Homework #2 (Gaussian Elimination)

Due: Friday, February 9, 2024

CIS-4320

If you are an undergraduate student or a graduate student, do the following:

Modify the serial version of the Gaussian elimination program to parallelize it using pthreads, following the discussion in class and the Solarium example. Use a maximum of eight threads. The zip archive GaussianC-VLA.zip is an Eclipse project containing the serial version using C99-style variable length arrays. The makefiles for the release and debug versions have been generated by Eclipse, but you don't need Eclipse to run them. Use make all in the appropriate folder to build each configuration.

For this assignment, create a team of threads for each iteration of the outermost loop and let that team do the row manipulations below the i^th row. Assign a contiguous block of rows to each thread. Be sure to join with all the threads before proceeding to the next iteration of i. Yes, this causes threads to be created and destroyed many times. We will address that issue in later assignments.
The file GaussianData.zip contains some test data in a suitable format.

On Lemuria measure the speed-up of your program relative to the serial version. Measure the speed-ups for different problem sizes running from 1000x1000 to 2000x2000 (inclusive) using the test data provided. Make a graph showing speed-up vs. problem size.

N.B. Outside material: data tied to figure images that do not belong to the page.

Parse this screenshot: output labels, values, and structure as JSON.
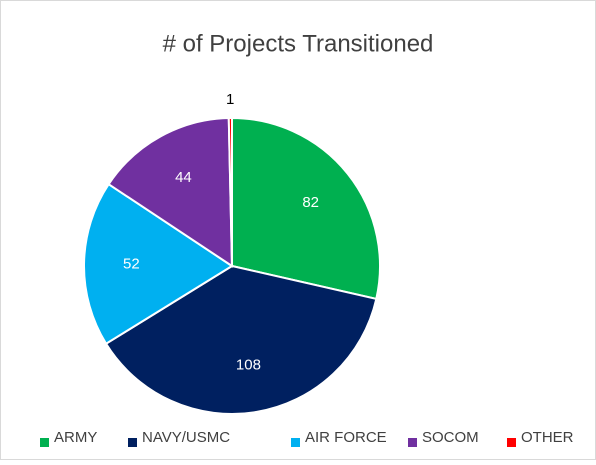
{
  "chart_data": {
    "type": "pie",
    "title": "# of Projects Transitioned",
    "categories": [
      "ARMY",
      "NAVY/USMC",
      "AIR FORCE",
      "SOCOM",
      "OTHER"
    ],
    "values": [
      82,
      108,
      52,
      44,
      1
    ],
    "colors": [
      "#00b050",
      "#002060",
      "#00b0f0",
      "#7030a0",
      "#ff0000"
    ],
    "legend": "bottom"
  }
}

When estimating the speed-up, be sure nobody else is making heavy use of the machine at the same time. Otherwise, the OS will multitask between users, making your results difficult to interpret. Also, it is best to run both the serial version and the parallel version three times, choosing the fastest run of the three (not the average) as your official result. The fastest run is most reflective of what the hardware is capable of doing without interference from the system.

Be sure to use the "Release" version in your testing!
As the problem size increases, you might expect the speed-up to improve since the overhead of creating and destroying the threads will be proportionally smaller as the amount of work the threads have to do increases. However, for the larger problem sizes, the matrix of coefficients will exceed the size of the processor's memory cache (12MB/CPU on Lemuria), and memory access efficiency will decline. Do you see that effect? What problem size causes the matrix of coefficients to be the same size as the processor cache? Keep in mind that Lemuria has two processors.
Try the 5000x5000 problem and compute the speed-up relative to the serial version. You don't need to add this value to your graph, but does it follow the trend you are seeing?
Gaussian elimination is a cubic-time algorithm. Thus, the 2000x2000 size problem should take 2³ = 8 times longer than the 1000x1000 size problem. Also, the 5000x5000 size problem should take 5³ = 125 times longer than the 1000x1000 size problem. Was this true for you?

Information about the processors in lemuria is here. Note that lemuria contains two of these processors (and thus two processor caches).

OPTIONAL: Consider running the experiment on a cluster node to see if and how it behaves differently. Note that the cluster node processors are these.

Keep these programs handy for future reference. In later assignments, I will ask you to make further improvements to this program, and you will want the version you write here to use as a comparison.

CIS-5230

If you are a graduate student, you should also do the following:

To improve the memory access patterns of the program, let's try a simple device. Each time the threads do a round of work, have them switch directions. For example, during the first iteration of the outermost loop, the threads should process rows from top to bottom. Then during the next iteration, the threads should process rows from bottom to top, and continue alternating directions from iteration to iteration. Thus, the data loaded into the cache at the end of iteration i will be immediately available at the beginning of iteration i+1.

Modify both the serial and parallel versions of your program to use this approach and remeasure the performances and speed-ups. Do you observe any improvement? You would expect improvement, if any, to occur for the larger problem sizes where the matrix of coefficients is too large for the cache. Does that happen? [Note: When I did this, I saw some improvement, but it was quite modest]

Submission

Submit your modified gaussian.c file along with the results of your timings, graphs, and associated comments in a zip archive to Canvas. If you are a graduate student, you only need to submit your final program (the one that alternates directions).